Chinese automotive startup Lynk & Co is reportedly looking to build cars in the U.S. A top contender for an assembly plant location is Ridgeville, South Carolina, where the automaker’s parent company, Geely, conveniently owns another plant that is getting ready to produce Volvos.
According to Automotive News, Lynk & Co senior vice president Alain Visser confirmed to Reuters last November that South Carolina is under close examination. China’s Zhejiang Geely Holding Group owns Volvo, Lynk & Co, and the Chinese-market Geely brand.
Lynk & Co is billing itself as a different sort of car company—one where, according to its own website, “The car is almost beside the point.” Nor is Lynk & Co “trying to make you buy a car,” a subtly anti-authority message aimed squarely at Millennials.
The cars will be made available via purchase, lease or subscription.
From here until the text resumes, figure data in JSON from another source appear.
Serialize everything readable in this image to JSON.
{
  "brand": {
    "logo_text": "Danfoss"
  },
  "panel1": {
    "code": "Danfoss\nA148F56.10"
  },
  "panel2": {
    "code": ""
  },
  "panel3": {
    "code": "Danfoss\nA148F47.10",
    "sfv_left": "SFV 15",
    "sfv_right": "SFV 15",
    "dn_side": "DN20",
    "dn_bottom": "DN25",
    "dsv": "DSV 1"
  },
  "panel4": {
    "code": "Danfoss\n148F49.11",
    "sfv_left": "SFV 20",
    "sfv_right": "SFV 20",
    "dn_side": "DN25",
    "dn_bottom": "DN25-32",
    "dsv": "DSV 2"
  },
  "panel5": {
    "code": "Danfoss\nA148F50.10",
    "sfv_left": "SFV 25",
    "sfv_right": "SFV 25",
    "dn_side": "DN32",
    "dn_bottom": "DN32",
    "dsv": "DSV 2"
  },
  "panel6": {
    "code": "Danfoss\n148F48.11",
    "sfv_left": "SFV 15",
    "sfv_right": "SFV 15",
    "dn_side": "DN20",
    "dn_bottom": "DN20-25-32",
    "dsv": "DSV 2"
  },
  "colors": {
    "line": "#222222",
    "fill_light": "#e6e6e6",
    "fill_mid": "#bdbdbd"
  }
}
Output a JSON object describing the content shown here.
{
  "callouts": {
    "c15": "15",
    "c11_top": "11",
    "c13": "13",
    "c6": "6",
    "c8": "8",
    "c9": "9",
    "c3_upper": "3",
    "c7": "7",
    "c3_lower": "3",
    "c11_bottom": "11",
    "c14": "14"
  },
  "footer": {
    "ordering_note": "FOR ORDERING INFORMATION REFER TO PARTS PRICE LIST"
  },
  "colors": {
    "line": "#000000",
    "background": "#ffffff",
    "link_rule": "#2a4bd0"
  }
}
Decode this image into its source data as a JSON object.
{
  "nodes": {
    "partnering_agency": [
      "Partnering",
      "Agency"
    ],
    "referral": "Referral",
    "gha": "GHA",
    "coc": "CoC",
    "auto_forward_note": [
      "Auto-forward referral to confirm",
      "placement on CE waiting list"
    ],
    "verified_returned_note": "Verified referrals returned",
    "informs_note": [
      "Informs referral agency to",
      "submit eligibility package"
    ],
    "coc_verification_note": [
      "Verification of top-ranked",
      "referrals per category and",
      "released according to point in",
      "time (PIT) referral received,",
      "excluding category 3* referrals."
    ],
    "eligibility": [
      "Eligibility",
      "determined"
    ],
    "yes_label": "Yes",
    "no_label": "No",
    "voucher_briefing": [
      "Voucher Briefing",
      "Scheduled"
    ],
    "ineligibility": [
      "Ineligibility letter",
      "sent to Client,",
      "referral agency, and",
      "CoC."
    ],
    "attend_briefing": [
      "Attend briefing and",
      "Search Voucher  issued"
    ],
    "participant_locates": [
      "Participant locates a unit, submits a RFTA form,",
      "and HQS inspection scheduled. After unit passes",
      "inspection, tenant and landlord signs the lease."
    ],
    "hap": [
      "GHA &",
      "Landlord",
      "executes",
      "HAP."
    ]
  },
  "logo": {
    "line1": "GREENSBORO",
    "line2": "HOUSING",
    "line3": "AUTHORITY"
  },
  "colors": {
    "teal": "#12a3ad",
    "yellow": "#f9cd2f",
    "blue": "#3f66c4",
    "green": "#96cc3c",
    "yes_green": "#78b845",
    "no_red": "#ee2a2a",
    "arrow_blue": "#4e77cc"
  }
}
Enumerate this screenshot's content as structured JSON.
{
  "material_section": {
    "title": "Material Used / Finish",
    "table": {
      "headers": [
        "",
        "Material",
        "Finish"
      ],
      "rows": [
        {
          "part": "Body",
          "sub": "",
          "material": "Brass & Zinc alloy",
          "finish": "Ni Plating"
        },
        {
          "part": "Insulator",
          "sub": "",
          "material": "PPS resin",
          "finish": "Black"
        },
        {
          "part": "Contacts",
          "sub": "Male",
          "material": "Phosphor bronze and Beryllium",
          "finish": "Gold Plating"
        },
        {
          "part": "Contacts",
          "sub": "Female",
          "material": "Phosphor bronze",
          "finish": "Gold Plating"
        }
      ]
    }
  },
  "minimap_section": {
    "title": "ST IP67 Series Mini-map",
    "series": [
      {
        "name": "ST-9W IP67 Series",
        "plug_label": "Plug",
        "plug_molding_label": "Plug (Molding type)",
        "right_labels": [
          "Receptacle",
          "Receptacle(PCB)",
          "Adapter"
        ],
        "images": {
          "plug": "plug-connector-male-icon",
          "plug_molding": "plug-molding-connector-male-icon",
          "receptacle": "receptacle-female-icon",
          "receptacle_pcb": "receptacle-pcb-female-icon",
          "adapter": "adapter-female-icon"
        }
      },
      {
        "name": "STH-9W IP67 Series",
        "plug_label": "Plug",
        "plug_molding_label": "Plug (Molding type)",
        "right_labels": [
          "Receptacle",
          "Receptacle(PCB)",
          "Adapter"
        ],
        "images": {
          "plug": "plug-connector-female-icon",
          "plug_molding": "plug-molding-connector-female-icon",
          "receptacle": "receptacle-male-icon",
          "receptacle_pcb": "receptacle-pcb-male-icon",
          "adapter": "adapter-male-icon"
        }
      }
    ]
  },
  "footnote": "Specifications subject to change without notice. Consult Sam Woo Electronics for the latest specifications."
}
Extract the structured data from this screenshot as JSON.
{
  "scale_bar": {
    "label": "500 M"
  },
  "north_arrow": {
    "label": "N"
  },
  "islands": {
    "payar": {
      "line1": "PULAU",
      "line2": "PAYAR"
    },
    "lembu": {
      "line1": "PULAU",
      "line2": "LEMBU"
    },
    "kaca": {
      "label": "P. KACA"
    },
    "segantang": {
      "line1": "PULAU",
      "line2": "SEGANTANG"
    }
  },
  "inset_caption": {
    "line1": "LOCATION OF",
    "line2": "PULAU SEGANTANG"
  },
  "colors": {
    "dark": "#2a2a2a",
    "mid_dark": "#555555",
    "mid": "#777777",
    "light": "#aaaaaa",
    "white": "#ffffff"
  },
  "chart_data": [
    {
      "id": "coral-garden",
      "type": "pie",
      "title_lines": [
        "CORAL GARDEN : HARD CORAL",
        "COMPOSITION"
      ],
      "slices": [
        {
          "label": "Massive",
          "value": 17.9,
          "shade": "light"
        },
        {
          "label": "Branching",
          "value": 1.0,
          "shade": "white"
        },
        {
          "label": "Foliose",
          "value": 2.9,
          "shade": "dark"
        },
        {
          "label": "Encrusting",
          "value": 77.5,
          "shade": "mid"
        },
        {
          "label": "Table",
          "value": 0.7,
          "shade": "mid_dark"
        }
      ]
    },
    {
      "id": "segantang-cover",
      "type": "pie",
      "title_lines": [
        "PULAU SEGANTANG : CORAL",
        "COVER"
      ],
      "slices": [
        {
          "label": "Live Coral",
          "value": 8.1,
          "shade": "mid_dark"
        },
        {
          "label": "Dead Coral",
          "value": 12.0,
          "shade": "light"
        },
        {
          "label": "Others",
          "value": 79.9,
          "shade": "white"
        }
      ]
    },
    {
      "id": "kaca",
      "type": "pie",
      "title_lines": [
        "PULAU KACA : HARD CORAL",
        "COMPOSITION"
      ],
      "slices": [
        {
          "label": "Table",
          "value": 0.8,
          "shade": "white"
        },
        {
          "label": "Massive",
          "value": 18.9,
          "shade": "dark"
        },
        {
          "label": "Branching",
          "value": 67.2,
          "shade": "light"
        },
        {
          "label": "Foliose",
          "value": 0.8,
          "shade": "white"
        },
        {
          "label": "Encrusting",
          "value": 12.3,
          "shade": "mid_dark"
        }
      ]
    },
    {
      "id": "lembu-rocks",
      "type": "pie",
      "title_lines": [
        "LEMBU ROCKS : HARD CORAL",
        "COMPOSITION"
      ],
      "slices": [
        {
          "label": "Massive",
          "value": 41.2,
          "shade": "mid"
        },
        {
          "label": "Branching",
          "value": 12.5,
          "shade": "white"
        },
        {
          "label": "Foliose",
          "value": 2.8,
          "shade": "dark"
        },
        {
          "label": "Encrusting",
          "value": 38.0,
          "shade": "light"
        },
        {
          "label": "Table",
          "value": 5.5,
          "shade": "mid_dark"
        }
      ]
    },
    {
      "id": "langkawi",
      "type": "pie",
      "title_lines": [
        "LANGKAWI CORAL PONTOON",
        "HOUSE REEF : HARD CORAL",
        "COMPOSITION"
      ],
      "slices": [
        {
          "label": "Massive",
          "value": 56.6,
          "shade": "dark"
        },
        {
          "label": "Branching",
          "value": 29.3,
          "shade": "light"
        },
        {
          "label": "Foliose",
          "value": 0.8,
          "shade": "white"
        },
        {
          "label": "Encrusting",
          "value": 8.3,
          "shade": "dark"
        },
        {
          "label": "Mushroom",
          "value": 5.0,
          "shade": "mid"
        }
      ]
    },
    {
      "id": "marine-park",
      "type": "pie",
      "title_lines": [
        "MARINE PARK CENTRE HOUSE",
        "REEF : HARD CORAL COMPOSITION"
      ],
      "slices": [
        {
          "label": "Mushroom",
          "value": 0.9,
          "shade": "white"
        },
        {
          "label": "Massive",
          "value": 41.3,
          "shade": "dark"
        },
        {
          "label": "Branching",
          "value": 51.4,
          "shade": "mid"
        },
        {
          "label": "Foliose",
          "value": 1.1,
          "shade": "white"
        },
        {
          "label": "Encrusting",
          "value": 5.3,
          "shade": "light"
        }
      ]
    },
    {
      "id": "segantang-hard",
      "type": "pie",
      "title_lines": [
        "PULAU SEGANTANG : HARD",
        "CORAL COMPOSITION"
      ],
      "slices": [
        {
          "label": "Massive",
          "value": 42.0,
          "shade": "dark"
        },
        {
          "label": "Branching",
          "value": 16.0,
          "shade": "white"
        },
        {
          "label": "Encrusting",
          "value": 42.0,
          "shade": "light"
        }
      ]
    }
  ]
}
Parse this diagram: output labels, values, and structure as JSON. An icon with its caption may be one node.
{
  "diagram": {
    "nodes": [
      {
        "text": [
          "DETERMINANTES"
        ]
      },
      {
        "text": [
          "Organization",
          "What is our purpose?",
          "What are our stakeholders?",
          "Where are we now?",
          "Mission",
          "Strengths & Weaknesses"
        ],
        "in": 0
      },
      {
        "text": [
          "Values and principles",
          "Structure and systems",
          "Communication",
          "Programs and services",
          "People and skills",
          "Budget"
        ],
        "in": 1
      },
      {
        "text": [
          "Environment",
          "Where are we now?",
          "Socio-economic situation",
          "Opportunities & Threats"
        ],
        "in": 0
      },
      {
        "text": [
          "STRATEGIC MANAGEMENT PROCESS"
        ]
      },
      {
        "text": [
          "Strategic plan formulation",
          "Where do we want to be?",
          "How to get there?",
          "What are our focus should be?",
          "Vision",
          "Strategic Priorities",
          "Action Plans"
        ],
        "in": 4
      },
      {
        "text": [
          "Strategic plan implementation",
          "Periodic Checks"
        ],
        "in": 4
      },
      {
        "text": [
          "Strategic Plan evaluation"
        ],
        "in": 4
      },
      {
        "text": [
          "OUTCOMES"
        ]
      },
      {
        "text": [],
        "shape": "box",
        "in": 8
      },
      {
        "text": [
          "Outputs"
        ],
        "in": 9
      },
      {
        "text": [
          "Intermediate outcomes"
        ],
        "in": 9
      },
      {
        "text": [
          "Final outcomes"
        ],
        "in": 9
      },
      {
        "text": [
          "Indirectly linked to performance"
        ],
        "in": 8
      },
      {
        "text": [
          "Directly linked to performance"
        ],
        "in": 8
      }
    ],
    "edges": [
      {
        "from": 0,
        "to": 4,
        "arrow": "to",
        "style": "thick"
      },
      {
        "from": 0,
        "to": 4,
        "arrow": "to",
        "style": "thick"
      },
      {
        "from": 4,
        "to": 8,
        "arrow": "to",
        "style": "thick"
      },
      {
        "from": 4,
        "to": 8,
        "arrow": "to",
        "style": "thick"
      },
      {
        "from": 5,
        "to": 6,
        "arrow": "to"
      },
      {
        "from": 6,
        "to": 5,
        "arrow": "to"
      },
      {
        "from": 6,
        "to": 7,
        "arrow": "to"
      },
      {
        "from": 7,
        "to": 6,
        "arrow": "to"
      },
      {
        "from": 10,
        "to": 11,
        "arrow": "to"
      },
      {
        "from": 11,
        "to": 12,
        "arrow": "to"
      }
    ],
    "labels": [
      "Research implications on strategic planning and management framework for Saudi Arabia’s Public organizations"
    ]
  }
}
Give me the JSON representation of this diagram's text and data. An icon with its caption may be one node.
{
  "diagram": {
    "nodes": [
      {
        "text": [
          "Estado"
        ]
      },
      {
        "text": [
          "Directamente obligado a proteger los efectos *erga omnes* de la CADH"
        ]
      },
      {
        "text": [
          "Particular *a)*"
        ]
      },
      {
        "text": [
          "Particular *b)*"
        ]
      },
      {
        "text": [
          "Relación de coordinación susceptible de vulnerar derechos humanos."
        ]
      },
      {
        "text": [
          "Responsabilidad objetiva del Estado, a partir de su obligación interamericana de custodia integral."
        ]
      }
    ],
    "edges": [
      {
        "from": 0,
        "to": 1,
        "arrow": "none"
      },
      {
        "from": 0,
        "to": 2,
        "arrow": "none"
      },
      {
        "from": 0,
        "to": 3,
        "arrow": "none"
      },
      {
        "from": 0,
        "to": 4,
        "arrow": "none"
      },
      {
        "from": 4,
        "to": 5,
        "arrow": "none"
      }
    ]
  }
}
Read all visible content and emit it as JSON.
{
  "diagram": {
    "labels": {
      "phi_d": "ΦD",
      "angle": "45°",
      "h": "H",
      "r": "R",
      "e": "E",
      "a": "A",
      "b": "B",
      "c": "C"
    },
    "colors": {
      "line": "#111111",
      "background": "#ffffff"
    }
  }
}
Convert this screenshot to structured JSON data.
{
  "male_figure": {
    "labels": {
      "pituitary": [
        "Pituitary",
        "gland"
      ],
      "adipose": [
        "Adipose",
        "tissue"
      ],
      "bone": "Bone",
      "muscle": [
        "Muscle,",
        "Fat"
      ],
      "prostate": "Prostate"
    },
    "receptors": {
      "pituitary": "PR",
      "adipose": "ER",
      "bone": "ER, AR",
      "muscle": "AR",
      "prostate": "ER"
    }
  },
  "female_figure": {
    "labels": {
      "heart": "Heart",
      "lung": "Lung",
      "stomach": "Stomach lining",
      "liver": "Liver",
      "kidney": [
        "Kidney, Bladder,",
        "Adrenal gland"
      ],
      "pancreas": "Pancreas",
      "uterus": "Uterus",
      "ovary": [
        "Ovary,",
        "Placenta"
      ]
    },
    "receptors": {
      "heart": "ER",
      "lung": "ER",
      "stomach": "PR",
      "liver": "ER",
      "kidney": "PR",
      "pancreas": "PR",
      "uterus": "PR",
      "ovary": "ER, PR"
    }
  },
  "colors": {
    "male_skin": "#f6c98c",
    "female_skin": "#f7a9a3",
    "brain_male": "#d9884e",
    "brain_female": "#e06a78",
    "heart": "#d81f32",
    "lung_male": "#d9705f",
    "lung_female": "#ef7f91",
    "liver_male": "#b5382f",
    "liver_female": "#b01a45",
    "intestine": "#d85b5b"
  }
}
They will also come equipped with built-in features that make car sharing easy, so owners can operate their own little Zipcar empire. Of course, they will all be “connected” to a variety of social media networks.
A South Carolina location makes a lot of sense for Lynk & Co. The company says it will eschew a traditional dealer network, and as the trade journal’s report furthers, “with consumers piecing together options online and ordering their cars directly from the factory.”
With such an open-ended system, a base of operations that has suppliers, distribution and warehousing shared with a traditionally built car—presumably, Volvos will still be sold through traditional channels—may be the only cost-effective solution. Plus, we already know that Lynk & Co cars will share modular platforms with other Volvo and Geely models.
Lynk & Co’s first model, appropriately named the 01, went on sale in China in November.